Set-up: Explains the terminology for flow problems. Describes the two conditions that define flow (capacity and conservation). The structure of a flow network determines its maximum value (value = flow generated at source) of a flow.

Problem outline: Find a maximum flow in a network. Sometimes single s-t paths don't support maximum flow…in these cases we might want to “push forward” on edges with residual capacity, or “push backward” on edges that already have some flow. The point of this augmentation is to divert flow so that more flow can be added to the network without violating conditions. This leads to residual graphs, which look like network graphs but define new capacities (called residual capacities) which are the old capacities minus the current flows through that edge.

Solution: Function that augments the flow by making use of the various forward edges and backward edges in the residual graph. The Ford-Fulkerson Algorithm, as it's called, builds up the solution from zero flow to maximum flow by augmenting and updating the residual graph until there are no more s-t paths in it.
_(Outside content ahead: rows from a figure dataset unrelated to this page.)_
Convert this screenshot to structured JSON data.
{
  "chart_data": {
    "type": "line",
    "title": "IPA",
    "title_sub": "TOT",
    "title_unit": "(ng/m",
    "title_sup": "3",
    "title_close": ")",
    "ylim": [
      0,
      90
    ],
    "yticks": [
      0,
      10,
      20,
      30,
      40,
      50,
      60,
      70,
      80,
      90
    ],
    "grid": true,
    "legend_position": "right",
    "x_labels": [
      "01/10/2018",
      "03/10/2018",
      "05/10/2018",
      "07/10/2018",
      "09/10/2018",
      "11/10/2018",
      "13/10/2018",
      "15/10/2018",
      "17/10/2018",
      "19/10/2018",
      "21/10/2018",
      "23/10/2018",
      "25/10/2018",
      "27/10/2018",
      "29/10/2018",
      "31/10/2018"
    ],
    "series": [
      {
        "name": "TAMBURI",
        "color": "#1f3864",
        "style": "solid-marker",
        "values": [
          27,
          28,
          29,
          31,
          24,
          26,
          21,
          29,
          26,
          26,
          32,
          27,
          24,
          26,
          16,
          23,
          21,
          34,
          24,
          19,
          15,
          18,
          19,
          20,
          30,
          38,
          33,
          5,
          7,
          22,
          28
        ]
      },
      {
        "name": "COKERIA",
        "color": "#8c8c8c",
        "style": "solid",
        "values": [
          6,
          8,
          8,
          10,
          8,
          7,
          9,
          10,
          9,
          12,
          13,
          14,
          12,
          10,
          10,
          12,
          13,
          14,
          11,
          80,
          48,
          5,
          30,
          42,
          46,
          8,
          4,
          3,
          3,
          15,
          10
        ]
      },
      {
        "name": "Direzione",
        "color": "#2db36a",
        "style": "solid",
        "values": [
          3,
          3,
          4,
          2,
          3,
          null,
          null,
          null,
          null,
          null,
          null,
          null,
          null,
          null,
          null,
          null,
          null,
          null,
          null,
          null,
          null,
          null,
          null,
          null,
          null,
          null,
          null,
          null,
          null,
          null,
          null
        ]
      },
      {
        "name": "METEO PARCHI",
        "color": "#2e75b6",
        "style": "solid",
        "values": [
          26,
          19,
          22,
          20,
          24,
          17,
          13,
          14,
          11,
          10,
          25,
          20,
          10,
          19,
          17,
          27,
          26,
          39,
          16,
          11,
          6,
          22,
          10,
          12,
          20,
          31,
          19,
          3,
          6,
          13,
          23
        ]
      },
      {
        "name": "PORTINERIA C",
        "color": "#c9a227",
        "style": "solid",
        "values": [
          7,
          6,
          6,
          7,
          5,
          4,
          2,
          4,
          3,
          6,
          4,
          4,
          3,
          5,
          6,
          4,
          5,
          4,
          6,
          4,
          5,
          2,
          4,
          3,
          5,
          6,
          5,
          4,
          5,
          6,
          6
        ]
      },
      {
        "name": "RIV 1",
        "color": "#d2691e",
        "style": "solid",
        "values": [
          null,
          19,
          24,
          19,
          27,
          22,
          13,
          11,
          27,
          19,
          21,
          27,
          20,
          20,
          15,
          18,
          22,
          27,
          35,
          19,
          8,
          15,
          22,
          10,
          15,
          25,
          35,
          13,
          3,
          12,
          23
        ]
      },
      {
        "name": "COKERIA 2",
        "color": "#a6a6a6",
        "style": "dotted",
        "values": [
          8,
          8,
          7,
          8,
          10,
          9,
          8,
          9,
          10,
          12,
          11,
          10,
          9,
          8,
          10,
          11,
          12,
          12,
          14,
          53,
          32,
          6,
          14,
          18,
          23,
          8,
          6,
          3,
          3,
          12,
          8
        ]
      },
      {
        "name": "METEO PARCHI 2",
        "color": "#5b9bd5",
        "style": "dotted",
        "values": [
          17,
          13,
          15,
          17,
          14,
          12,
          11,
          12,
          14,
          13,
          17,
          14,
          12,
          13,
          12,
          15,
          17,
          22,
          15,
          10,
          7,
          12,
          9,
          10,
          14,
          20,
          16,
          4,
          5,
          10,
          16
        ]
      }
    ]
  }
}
The running time O(mC) because the upper bounds on the number of edges in the residual graph is O(m), and the algorithm can run in at most O(C) iterations, where C is the sum of the capacities out of the source node.

This section takes a deeper look at the Ford-Furkelson (lol) Algorithm from the last section and proves a bunch of things about it. Furthermore, it introduces the concept of a cut, which is defined as a partition of the vertex set into two subsets such that for the given s-t cut, s is a member of the first partition and t is a member of the second partition. Above all this section proves that “max-flow equals min-cut” (K&T, 348).

(7.10) FF Algorithm returns a max-flow.

(7.11) Given a max-flow, min-cut can be computed in O(m) time.

(7.13) In every flow network, the maximum value of an s-t flow is equal to the minimum capacity of an s-t cut.

Much research is and has been devoted to improving the method by which we choose good augmenting paths, especially in the hope of minimizing the number of iterations for the Maximum-Flow Problem. The authors depict a worse case scenario where the FF Algorithm performs its upper bound number of iterations. The idea behind a solution is to pick large augmenting paths rather than smaller ones, because that improves the flow better. This will reduce the number of iterations, but increase the cost per iteration. To lessen this increase, the new algorithm avoids having to pick the maximum augmentation each time and instead comes with a scaling parameter that picks an augmentation that is deemed large enough. This way the solution will be reached more quickly (in fewer iterations) but without increasing the per-iteration cost too much.